WiRED provided that opportunity in March when it teamed with Global Strategies for HIV Prevention to provide these young people with access to a resource that is becoming a necessity to economic, political and social life everywhere in the world. The computer education and skill development will connect these orphans to the outside world and contribute to their self-sufficiency.

 

These young people had never before seen a computer, and that created a challenge. In their week-long training session, Dr. Gary Selnow worked with them in ten-hour sessions on computer and Internet basics. The objective was to determine if WiRED could take complete novices from zero to sixty in four days—from no knowledge to the cultivation of skills adequate to search the Web, use e-mail (with attachments), run a word processor (including text and graphics integration) and handle a graphics design package. Beyond that, could WiRED teach these young people to train others?

 

The results were striking. By the end of the week, the students had acquired a remarkable set of computer skills. Soon they were communicating by e-mail with their new friends in the States and conducting complicated Internet searches.

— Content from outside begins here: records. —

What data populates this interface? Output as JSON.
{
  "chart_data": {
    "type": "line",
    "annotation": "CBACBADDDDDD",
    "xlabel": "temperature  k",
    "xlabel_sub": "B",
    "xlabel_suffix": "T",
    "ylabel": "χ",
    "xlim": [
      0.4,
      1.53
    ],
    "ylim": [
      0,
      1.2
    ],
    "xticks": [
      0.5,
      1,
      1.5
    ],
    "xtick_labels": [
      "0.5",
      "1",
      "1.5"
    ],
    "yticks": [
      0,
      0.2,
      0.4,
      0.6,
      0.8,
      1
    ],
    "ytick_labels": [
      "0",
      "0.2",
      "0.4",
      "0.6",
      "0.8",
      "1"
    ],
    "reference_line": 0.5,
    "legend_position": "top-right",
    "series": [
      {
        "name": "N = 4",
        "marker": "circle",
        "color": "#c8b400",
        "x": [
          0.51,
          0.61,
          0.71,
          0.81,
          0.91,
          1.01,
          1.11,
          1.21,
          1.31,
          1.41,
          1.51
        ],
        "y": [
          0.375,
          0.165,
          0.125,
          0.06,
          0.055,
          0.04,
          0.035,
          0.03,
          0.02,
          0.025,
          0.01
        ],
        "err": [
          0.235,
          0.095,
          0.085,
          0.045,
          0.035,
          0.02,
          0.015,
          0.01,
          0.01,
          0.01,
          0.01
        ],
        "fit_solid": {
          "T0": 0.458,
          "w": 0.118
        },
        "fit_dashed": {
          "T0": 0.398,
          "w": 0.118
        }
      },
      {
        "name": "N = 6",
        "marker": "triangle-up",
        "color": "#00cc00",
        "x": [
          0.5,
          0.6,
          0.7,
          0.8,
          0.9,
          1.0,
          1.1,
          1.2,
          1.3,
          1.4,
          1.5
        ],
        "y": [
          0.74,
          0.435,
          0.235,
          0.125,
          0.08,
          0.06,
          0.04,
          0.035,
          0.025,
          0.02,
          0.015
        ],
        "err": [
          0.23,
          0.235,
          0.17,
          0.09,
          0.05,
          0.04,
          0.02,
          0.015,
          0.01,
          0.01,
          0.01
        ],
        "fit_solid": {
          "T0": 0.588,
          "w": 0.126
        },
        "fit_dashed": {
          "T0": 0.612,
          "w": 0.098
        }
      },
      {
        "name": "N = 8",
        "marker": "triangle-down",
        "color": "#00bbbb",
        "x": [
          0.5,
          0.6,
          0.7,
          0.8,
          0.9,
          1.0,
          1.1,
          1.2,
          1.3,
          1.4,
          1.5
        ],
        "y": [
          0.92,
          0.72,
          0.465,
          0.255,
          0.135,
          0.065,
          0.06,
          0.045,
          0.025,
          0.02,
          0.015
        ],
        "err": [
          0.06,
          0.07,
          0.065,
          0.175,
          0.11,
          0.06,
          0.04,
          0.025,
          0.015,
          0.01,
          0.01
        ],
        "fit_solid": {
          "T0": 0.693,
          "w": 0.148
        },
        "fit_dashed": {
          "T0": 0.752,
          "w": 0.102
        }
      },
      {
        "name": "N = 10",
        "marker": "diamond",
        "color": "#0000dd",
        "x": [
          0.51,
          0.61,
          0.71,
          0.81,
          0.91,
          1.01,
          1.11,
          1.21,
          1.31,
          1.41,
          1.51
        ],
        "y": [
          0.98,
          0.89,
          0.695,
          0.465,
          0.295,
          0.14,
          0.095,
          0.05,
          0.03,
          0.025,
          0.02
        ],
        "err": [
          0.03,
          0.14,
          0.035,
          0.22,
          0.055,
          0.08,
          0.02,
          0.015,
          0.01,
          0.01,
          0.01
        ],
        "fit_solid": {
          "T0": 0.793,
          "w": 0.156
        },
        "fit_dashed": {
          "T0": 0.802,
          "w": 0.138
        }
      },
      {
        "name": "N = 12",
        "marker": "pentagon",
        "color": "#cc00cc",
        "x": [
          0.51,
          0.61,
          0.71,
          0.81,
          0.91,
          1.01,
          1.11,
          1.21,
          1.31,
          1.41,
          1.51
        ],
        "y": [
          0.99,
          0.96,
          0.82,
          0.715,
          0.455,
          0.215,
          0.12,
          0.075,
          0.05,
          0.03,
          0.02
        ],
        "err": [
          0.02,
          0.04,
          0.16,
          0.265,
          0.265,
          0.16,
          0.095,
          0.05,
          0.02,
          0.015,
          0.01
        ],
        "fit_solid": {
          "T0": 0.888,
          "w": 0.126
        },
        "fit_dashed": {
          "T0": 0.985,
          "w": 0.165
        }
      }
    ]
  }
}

Moreover, they closed the weeklong training by teaching nearly 200 people attending a health-care workers' conference how to integrate digital photos into text, how to do a Web search, how to send e-mail. Recall, these were "kids" who, earlier in the week, did not understand how moving a mouse correlated with movement of the cursor.

 

The computers are now housed in a community church so these orphans can train younger children and use their new computer skills for AIDS education and economic development.

 

"Usually, I teach teachers, so this was a nice opportunity to work directly with students. I'd forgotten how enjoyable it is to see the light bulbs glow when the students discover their 'power' over the machine. I was touched by the spirits of these kids, and I believe that I learned more from them than they may have learned from me," Selnow said.

 

WiRED’s continued work in Africa will focus on the establishment of WiRED Computer Centers that will provide AIDS education, health care worker communications and the other information and communication services that will assist local populations.